Этот мимолётный всплеск самодовольства сработал как гудок поезда в глухой ночи. Мудрецы одновременно, с синхронным хрустом в шеях, задрали лица к крыше. Йог зажмурился, попытался вернуть пустоту, но когда ты судорожно пытаешься не думать о белой обезьяне, ты думаешь только о её заднице. Его эго забилось в черепе, раскаляя мозг. Мудрецы поднялись по лестнице. Их взгляды ударили парню прямо в темя. Он выпрямился струной, лицо засияло от жуткого экстаза, а из носа потекла тёмная ниточка — плавилось его «я». Вся индивидуальность, детские травмы, любимый цвет, имя — всё растворилось в удушающем духовном тепле. Через минуту он встал. Лицо стало пуговицей — идеально гладким, без единой черты характера: «Напряжение исчезло. Осталось только чистое Бытие». И он пошёл следом за Профессором. Два одинаковых чистых листа.
С дядей Колей в гаражах пришлось повозиться. Он заранее обмотал голову толстым слоем фольги, а сверху надел кастрюлю. Когда наша компания прижала его к воротам, он выскочил с ломом: «Не возьмёте, гады! Мой мозг экранирован от ваших вибраций!». Мудрецы окружили его.

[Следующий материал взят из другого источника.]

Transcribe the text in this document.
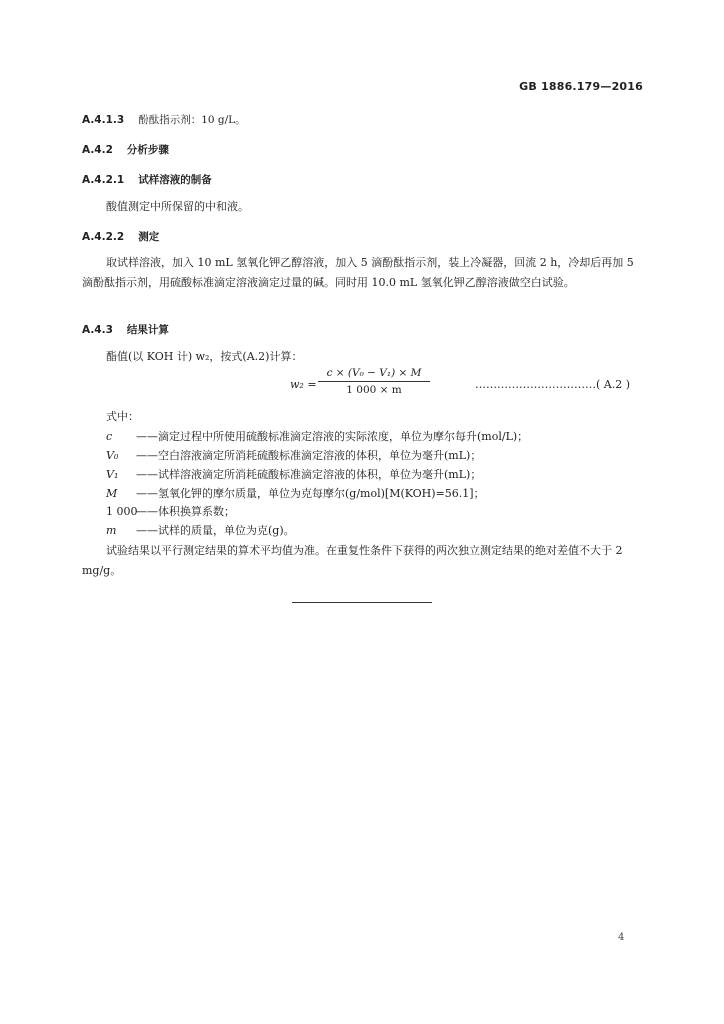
GB 1886.179—2016
A.4.1.3 酚酞指示剂：10 g/L。
A.4.2 分析步骤
A.4.2.1 试样溶液的制备
酸值测定中所保留的中和液。
A.4.2.2 测定
取试样溶液，加入 10 mL 氢氧化钾乙醇溶液，加入 5 滴酚酞指示剂，装上冷凝器，回流 2 h，冷却后再加 5 滴酚酞指示剂，用硫酸标准滴定溶液滴定过量的碱。同时用 10.0 mL 氢氧化钾乙醇溶液做空白试验。
A.4.3 结果计算
酯值(以 KOH 计) w₂，按式(A.2)计算：
$w_2 = \frac{\text{c × (V₀ − V₁) × M}}{1 000 \times m}$	……………………………( A.2 )
式中：
c ——滴定过程中所使用硫酸标准滴定溶液的实际浓度，单位为摩尔每升(mol/L)；
V₀ ——空白溶液滴定所消耗硫酸标准滴定溶液的体积，单位为毫升(mL)；
V₁ ——试样溶液滴定所消耗硫酸标准滴定溶液的体积，单位为毫升(mL)；
M ——氢氧化钾的摩尔质量，单位为克每摩尔(g/mol)[M(KOH)=56.1]；
1 000——体积换算系数；
m ——试样的质量，单位为克(g)。
试验结果以平行测定结果的算术平均值为准。在重复性条件下获得的两次独立测定结果的绝对差值不大于 2 mg/g。
4
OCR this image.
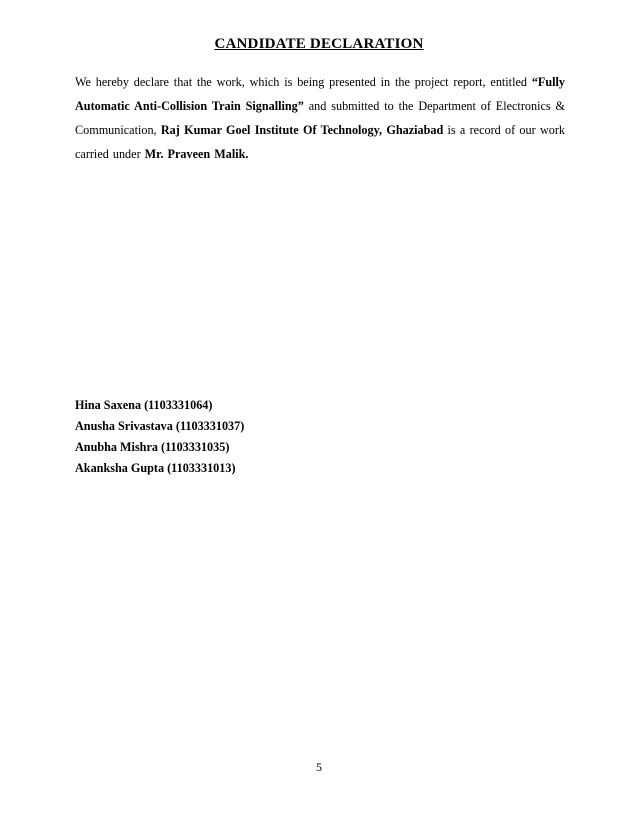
CANDIDATE DECLARATION

We hereby declare that the work, which is being presented in the project report, entitled “Fully Automatic Anti-Collision Train Signalling” and submitted to the Department of Electronics & Communication, Raj Kumar Goel Institute Of Technology, Ghaziabad is a record of our work carried under Mr. Praveen Malik.

Hina Saxena (1103331064)
Anusha Srivastava (1103331037)
Anubha Mishra (1103331035)
Akanksha Gupta (1103331013)
5
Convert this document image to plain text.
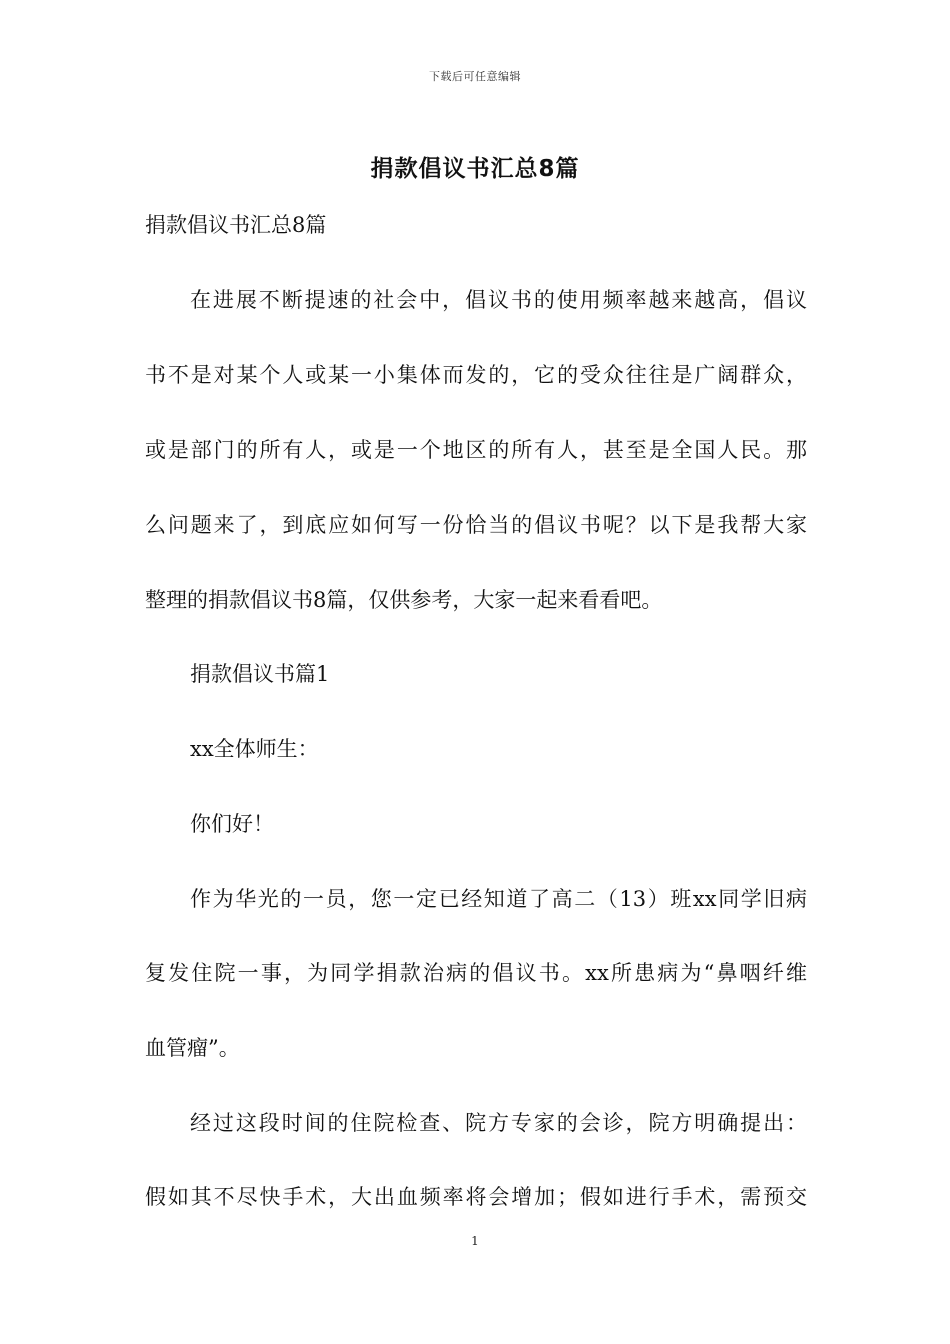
下载后可任意编辑
捐款倡议书汇总8篇
捐款倡议书汇总8篇
在进展不断提速的社会中，倡议书的使用频率越来越高，倡议
书不是对某个人或某一小集体而发的，它的受众往往是广阔群众，
或是部门的所有人，或是一个地区的所有人，甚至是全国人民。那
么问题来了，到底应如何写一份恰当的倡议书呢？以下是我帮大家
整理的捐款倡议书8篇，仅供参考，大家一起来看看吧。
捐款倡议书篇1
xx全体师生：
你们好！
作为华光的一员，您一定已经知道了高二（13）班xx同学旧病
复发住院一事，为同学捐款治病的倡议书。xx所患病为“鼻咽纤维
血管瘤”。
经过这段时间的住院检查、院方专家的会诊，院方明确提出：
假如其不尽快手术，大出血频率将会增加；假如进行手术，需预交
1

Серебряные лучи ударили в кастрюлю, но свет соскальзывал, поджигая сухую траву. Дядя Коля прыгал, матерился и махал ломом. У него в голове бурлил такой дикий, злой борщ из мыслей про рептилоидов и чипы, что Мудрецы просто захлёбывались от восторга, но пробить броню не могли. Воздух раскалился, фольга затрещала, дядя Коля варился в собственном соку, но его безумный интеллект держал оборону.
Я увидела, что сзади ремешок от кастрюли немного съехал, открыв кусочек голой шеи. Я же тумбочка, меня никто не видит. Я подошла со спины, взяла палочку и ка-а-ак ткнула его в эту шею! И крикнула: «Ку-ка-ре-ку!». Дядя Коля испугался, лом выронил, кастрюля съехала. В его голове звякнул чистый, неподавленный ужас: «Всё, поймали!». Мудрецам только этого и надо было. Их взгляды разом сфокусировались на открывшемся лбу. Дядя Коля даже не пикнул. Из-под кастрюли повалил густой пар с ароматом палёных волос. Он медленно снял жестянку, аккуратно свернул фольгу и выбросил в урну — ведь истинному мудрецу чужд хаос. Лицо его стало белым, благородным, без единой морщины паранойи. «Все волны гасят друг друга, — мягко произнёс он, глядя в небо серебряными глазами. — Остаётся только тишина».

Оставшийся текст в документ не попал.